Parts of Republican National Convention Could Remain in Charlotte

CHARLOTTE, N.C. – Organizers indicate parts of the Republican National Convention could remain in Charlotte, despite President Trump’s tweets about moving it to another city.

Party leaders say it seems likely they may hold “official business” in Charlotte, with President Trump accepting the nomination in another city.

The parties involved in the contract will meet on Thursday.

Charlotte City Attorney Patrick Baker says right now both sides are still party to a contract signed in 2018.

“We have asked for clarity of what their intentions are based on some of the tweets and other releases that were made last night,” Baker said during a news conference on Wednesday.

Baker says the city has already spent $14 million on the convention but expects to be reimbursed from a grant.

“I don’t want to speculate about terminations or breach of contract,” Baker said.

Vice Chair of Meck GOP, Sarah Reidy-Jones says the move is disappointing.

“This is a very blue area, but really it was a great way to energize Republicans and energize people that were excited to be able to showcase the Queen City,” Reidy-Jones says.
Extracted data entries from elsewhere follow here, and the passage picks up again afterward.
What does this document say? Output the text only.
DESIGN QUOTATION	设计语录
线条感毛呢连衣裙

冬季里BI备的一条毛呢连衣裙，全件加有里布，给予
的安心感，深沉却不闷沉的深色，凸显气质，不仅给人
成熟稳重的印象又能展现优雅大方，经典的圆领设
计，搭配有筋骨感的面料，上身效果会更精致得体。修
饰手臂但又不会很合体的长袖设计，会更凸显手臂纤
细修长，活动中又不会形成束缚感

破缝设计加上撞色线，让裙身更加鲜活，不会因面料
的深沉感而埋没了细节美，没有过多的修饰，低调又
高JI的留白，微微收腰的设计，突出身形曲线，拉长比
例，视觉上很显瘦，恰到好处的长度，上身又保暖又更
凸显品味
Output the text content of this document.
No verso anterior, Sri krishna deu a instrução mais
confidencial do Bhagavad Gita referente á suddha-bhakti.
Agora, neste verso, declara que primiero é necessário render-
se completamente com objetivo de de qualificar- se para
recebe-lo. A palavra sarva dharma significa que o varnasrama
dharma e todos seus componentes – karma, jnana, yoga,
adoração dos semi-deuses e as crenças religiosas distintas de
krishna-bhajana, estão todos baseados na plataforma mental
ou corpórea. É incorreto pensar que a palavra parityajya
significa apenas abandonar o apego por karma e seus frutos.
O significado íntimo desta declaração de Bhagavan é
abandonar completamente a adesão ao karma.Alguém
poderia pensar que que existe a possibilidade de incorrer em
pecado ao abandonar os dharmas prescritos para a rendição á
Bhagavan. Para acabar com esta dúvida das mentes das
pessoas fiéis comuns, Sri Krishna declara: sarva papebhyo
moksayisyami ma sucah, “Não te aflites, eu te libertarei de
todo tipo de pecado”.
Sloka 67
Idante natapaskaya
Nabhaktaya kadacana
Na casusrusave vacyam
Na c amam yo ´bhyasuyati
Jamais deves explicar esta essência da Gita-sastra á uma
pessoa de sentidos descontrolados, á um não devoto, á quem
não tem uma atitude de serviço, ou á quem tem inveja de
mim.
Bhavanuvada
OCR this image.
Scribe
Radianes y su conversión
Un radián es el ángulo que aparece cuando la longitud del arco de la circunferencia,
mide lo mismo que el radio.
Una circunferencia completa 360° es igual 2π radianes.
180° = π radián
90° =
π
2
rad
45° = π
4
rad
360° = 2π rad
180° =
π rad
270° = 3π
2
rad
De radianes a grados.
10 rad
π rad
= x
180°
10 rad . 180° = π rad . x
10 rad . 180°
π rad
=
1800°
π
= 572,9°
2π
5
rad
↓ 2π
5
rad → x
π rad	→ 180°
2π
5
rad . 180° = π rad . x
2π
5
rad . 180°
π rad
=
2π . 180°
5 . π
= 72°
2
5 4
As a delegate, she’ll now be waiting to see if she’ll have to travel to another city to formally nominate President Trump.

“We are just hopeful that this continues and gets to happen in what ever capacity here,” Reidy-Jones says.

Meantime, local businesses are also reeling.

Sunway Charters planned to shuttle delegates from hotels to the Spectrum Center.

Lee Helms is now preparing to make refunds.

“We booked over 50 vehicles for this event, probably a couple hundred thousand dollars revenue coming in to us,” Helms says.